Il primo comandamento della Chiesa ordina ai fedeli di ascoltare la messa intera e devotamente tutte le domeniche e le altre feste di precetto (v. festa). L'obbligo di ascoltare la messa in tali giorni è grave; perciò chiunque non l'ascolta, qualora non sia legittimamente impedito o scusato, commette peccato mortale.

Il secondo prescrive che si osservi il digiuno nella quaresima, nelle Quattro Tempora, e in alcune vigilie, e proibisce l'uso delle carni il venerdì e in alcuni giorni di digiuno, cioè nel mercoledì delle ceneri, nel mercoledì e sabato delle Quattro Tempora, nei sabati di quaresima, nelle vigilie di Natale, di Pentecoste, Assunzione e Ognissanti. Il digiuno consiste nel fare un solo pasto al giorno; al consueto pranzo si può aggiungere una piccola colazione e una moderata cena. L'obbligo del digiuno comincia al 21° anno di età compiuto, e cessa al 60° anno incominciato. Non sono tenuti al digiuno gl'infermi, i convalescenti, i deboli, e tutti coloro che non possono farlo senza grave incomodo. All'astinenza sono obbligati tutti i fedeli che hanno compiuto i 7 anni e hanno l'uso di ragione (can. 12, 1254). Non si deve confondere questo digiuno ecclesiastico col digiuno naturale richiesto per fare la Comunione.

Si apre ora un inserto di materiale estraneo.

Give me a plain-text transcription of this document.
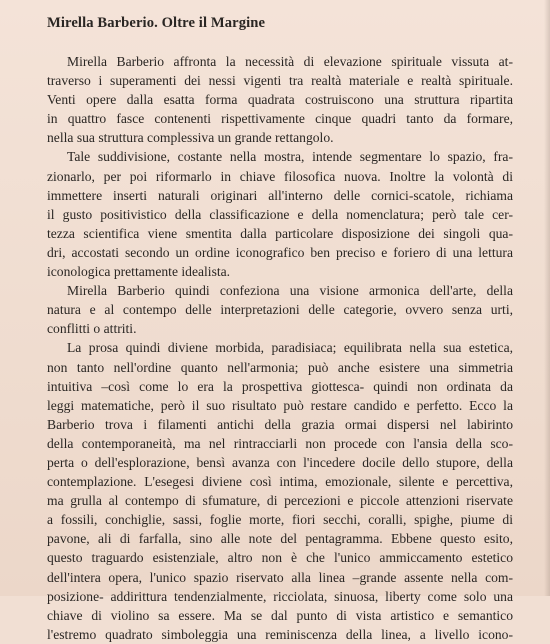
Mirella Barberio. Oltre il Margine
Mirella Barberio affronta la necessità di elevazione spirituale vissuta at-
traverso i superamenti dei nessi vigenti tra realtà materiale e realtà spirituale.
Venti opere dalla esatta forma quadrata costruiscono una struttura ripartita
in quattro fasce contenenti rispettivamente cinque quadri tanto da formare,
nella sua struttura complessiva un grande rettangolo.
Tale suddivisione, costante nella mostra, intende segmentare lo spazio, fra-
zionarlo, per poi riformarlo in chiave filosofica nuova. Inoltre la volontà di
immettere inserti naturali originari all'interno delle cornici-scatole, richiama
il gusto positivistico della classificazione e della nomenclatura; però tale cer-
tezza scientifica viene smentita dalla particolare disposizione dei singoli qua-
dri, accostati secondo un ordine iconografico ben preciso e foriero di una lettura
iconologica prettamente idealista.
Mirella Barberio quindi confeziona una visione armonica dell'arte, della
natura e al contempo delle interpretazioni delle categorie, ovvero senza urti,
conflitti o attriti.
La prosa quindi diviene morbida, paradisiaca; equilibrata nella sua estetica,
non tanto nell'ordine quanto nell'armonia; può anche esistere una simmetria
intuitiva –così come lo era la prospettiva giottesca- quindi non ordinata da
leggi matematiche, però il suo risultato può restare candido e perfetto. Ecco la
Barberio trova i filamenti antichi della grazia ormai dispersi nel labirinto
della contemporaneità, ma nel rintracciarli non procede con l'ansia della sco-
perta o dell'esplorazione, bensì avanza con l'incedere docile dello stupore, della
contemplazione. L'esegesi diviene così intima, emozionale, silente e percettiva,
ma grulla al contempo di sfumature, di percezioni e piccole attenzioni riservate
a fossili, conchiglie, sassi, foglie morte, fiori secchi, coralli, spighe, piume di
pavone, ali di farfalla, sino alle note del pentagramma. Ebbene questo esito,
questo traguardo esistenziale, altro non è che l'unico ammiccamento estetico
dell'intera opera, l'unico spazio riservato alla linea –grande assente nella com-
posizione- addirittura tendenzialmente, ricciolata, sinuosa, liberty come solo una
chiave di violino sa essere. Ma se dal punto di vista artistico e semantico
l'estremo quadrato simboleggia una reminiscenza della linea, a livello icono-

Il terzo comandamento ordina ai fedeli, che sono giunti all'uso della ragione, di accostarsi al sacramento della penitenza almeno una volta all'anno, e di comunicarsi almeno nel tempo della Pasqua. Chi volontariamente non soddisfa al precetto della Chiesa, commette una grave disubbidienza.

Il quarto comandamento ricorda ai fedeli l'obbligo di concorrere al conveniente esercizio del culto divino e all'onesto sostentamento dei ministri del santuario. Talvolta, non bastando le offerte spontanee dei fedeli e quelle consuetudinarie, la competente autorità ecclesiastica stabilisce in qual modo si debba supplire (can. 1496).

Il quinto comandamento non vieta la celebrazione del matrimonio, ma solo, per ragione di convenienza, proibisce la solennità delle nozze dalla prima domenica dell'Avvento fino a Natale, e dal primo giorno di quaresima fino a Pasqua. L'ordinario del luogo può dispensare a norma del can. 1108, § 3.